What are the Different Challenges and Solutions in BGA Assembly?

BGA assembly can be challenging; however, early mitigation can be implemented to address issues beforehand. China PCB assembly suppliers can address many issues incurred in production. Below are some of the common issues and challenges that are encountered in BGA assembly.

• Package Warpage. Larger BGA package sizes can be more prone to package warpage. Warpage issues can interfere with mounting processes; thus, the planarity of the package must be improved. This can be achieved by utilizing thermal stress simulation software and improving package design. A low-stress adhesive can also help decrease warpage. Proper heat distribution is also recommended to avoid bending the package due to an unbalanced heat profile across the board.
• Rework Processing. If not carefully controlled, rework processing for BGA packages can be burdensome. Additional defects may be incurred if the rework is done incorrectly. Thus, appropriate rework steps must be followed— from removal of the part using the hot gas tool to site preparation until the new component is then replaced.

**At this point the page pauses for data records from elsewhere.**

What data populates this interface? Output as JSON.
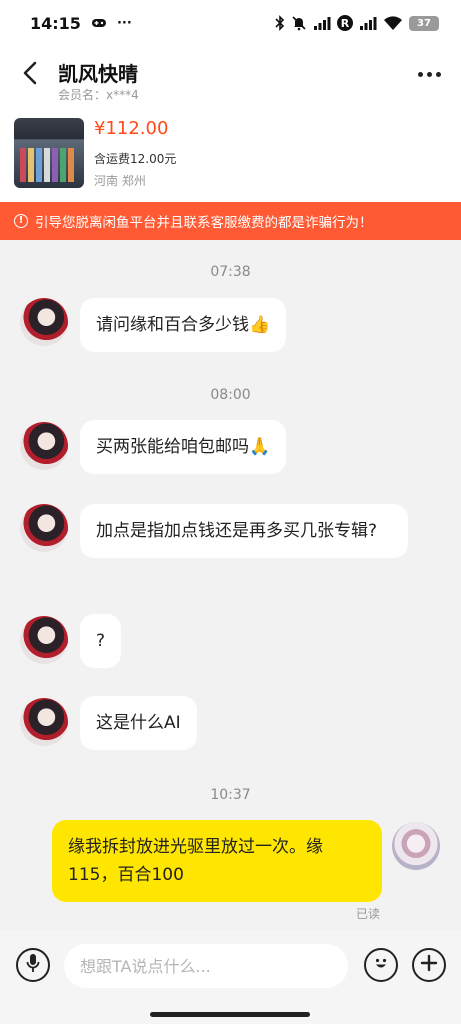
{
  "status_bar": {
    "time": "14:15",
    "extra": "···",
    "r_badge": "R",
    "battery": "37"
  },
  "header": {
    "title": "凯风快晴",
    "subtitle": "会员名：x***4"
  },
  "product": {
    "price": "¥112.00",
    "shipping": "含运费12.00元",
    "location": "河南 郑州"
  },
  "warning": {
    "icon": "!",
    "text": "引导您脱离闲鱼平台并且联系客服缴费的都是诈骗行为！"
  },
  "chat": {
    "timestamps": [
      "07:38",
      "08:00",
      "10:37"
    ],
    "messages": [
      {
        "text": "请问缘和百合多少钱👍",
        "from": "them"
      },
      {
        "text": "买两张能给咱包邮吗🙏",
        "from": "them"
      },
      {
        "text": "加点是指加点钱还是再多买几张专辑?",
        "from": "them"
      },
      {
        "text": "?",
        "from": "them"
      },
      {
        "text": "这是什么AI",
        "from": "them"
      },
      {
        "text": "缘我拆封放进光驱里放过一次。缘115，百合100",
        "from": "me"
      }
    ],
    "read_status": "已读"
  },
  "input": {
    "placeholder": "想跟TA说点什么..."
  },
  "colors": {
    "accent_orange": "#ff5a33",
    "price_red": "#ff4a1c",
    "my_bubble": "#ffe600"
  },
  "icons": [
    "back-arrow-icon",
    "more-icon",
    "microphone-icon",
    "emoji-icon",
    "plus-icon",
    "bluetooth-icon",
    "mute-icon",
    "signal-icon",
    "wifi-icon",
    "battery-icon",
    "warning-icon"
  ]
}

• Solder Bridging. In some cases, the solder material can creep out from its designated solder pad and bridge nearby components. This phenomenon results in electrical shorting due to bridged components that are supposedly isolated from each other. To address the solder bridging issues, the right solder volume and accurate placement of components are both critical. 
• Concealed Solder Joints. Unlike other leaded packages where solder joints are seen outright, BGA packages have solder connections that are concealed under the package. This results in more difficult visual inspection, requiring the mandatory use of X-ray inspection and advanced automated optical inspection (AOI) machines to detect soldering issues. Machine detection systems are optimised to avoid any defect escapees.
• Solder Voiding. Solder voids are air gaps on the solder which adds unwanted resistance to the circuitry. Voids also weaken the solder connection which may result in other defects such as delamination and cracking. Mitigating solder voids can be done through proper thermal profiles during reflow and choosing the right paste chemistry in the BGA PCB assembly process.
• Misaligned Components. Some movements during reflow cannot be avoided which may result in misaligned components. Other factors causing misaligned components are inaccurate placement and uneven solder paste volume. To ensure well-aligned components, high-precision SMT machines must be utilized with inspection capabilities to effectively position the components during the placement process. Calibration and preventive maintenance at regular intervals will help ensure that the machines are capable of processing the parts with accuracy.